Wednesday, January 16, 2008

How left inferior frontal cortex participates in syntactic processing: Evidence from aphasia

from Brain and Language

We report on three experiments that provide a real-time processing perspective on the poor comprehension of Broca’s aphasic patients for non-canonically structured sentences. In the first experiment we presented sentences (via a Cross Modal Lexical Priming (CMLP) paradigm) to Broca’s patients at a normal rate of speech. Unlike the pattern found with unimpaired control participants, we observed a general slowing of lexical activation and a concomitant delay in the formation of syntactic dependencies involving “moved” constituents and empty elements. Our second experiment presented these same sentences at a slower rate of speech. In this circumstance, Broca’s patients formed syntactic dependencies as soon as they were structurally licensed (again, a different pattern from that demonstrated by the unimpaired control group).
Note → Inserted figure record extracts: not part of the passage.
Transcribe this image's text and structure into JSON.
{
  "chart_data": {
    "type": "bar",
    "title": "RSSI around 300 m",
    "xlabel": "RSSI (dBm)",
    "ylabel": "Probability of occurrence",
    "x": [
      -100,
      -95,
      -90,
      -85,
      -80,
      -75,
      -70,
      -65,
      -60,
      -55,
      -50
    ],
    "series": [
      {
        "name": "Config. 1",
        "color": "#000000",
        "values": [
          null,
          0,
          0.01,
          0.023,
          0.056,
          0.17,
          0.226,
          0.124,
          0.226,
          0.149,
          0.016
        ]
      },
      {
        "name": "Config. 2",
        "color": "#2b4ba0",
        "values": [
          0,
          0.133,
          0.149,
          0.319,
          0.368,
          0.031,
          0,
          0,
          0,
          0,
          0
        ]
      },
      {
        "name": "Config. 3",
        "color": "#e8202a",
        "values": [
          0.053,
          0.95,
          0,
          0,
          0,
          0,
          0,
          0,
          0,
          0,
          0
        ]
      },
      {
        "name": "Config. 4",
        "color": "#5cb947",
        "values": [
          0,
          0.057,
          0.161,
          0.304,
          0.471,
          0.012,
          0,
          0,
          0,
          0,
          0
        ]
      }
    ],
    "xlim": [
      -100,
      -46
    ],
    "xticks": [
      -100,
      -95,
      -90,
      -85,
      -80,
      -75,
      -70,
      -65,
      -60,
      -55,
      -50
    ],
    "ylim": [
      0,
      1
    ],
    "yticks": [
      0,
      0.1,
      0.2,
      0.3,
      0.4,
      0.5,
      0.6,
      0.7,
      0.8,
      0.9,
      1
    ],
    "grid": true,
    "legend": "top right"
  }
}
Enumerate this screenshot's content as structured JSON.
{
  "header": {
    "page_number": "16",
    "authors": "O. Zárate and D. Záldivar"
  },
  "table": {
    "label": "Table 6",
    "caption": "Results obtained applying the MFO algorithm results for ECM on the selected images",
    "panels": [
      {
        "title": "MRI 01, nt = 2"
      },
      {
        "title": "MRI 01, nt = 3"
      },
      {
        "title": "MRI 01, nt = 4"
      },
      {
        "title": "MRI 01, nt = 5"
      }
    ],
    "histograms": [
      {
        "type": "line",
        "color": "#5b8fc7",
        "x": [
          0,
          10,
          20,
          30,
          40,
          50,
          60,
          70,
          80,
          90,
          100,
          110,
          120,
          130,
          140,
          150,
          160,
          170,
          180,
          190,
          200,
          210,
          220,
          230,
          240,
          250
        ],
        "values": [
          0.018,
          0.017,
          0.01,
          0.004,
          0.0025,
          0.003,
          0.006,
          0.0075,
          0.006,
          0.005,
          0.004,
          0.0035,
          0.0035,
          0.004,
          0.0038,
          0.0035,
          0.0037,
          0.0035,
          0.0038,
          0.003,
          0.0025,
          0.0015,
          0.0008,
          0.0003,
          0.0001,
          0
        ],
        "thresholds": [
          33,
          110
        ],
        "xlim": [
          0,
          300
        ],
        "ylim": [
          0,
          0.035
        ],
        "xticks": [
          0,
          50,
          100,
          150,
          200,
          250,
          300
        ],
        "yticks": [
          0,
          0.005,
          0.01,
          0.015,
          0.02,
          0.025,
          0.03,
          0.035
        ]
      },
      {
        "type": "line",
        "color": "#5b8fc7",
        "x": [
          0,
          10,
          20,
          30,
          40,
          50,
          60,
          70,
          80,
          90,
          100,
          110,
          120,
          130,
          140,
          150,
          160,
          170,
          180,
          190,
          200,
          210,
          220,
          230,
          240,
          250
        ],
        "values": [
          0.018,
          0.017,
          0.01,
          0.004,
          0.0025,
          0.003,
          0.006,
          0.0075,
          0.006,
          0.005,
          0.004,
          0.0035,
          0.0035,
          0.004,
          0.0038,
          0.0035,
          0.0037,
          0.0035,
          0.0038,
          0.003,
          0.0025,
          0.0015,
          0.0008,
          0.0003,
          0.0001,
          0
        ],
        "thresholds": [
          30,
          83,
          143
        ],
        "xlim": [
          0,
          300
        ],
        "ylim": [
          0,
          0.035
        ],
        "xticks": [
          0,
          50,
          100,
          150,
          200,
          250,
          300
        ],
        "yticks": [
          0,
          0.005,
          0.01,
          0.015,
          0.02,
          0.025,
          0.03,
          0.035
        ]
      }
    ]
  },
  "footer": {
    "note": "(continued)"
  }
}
The third experiment used a sentence-picture matching paradigm to chart Broca’s comprehension for non-canonically structured sentences (presented at both normal and slow rates). Here we observed significantly better scores in the slow rate condition. We discuss these findings in terms of the functional commitment of the left anterior cortical region implicated in Broca’s aphasia and conclude that this region is crucially involved in the formation of syntactically-governed dependency relations, not because it supports knowledge of syntactic dependencies, but rather because it supports the real-time implementation of these specific representations by sustaining, at the least, a lexical activation rise-time parameter.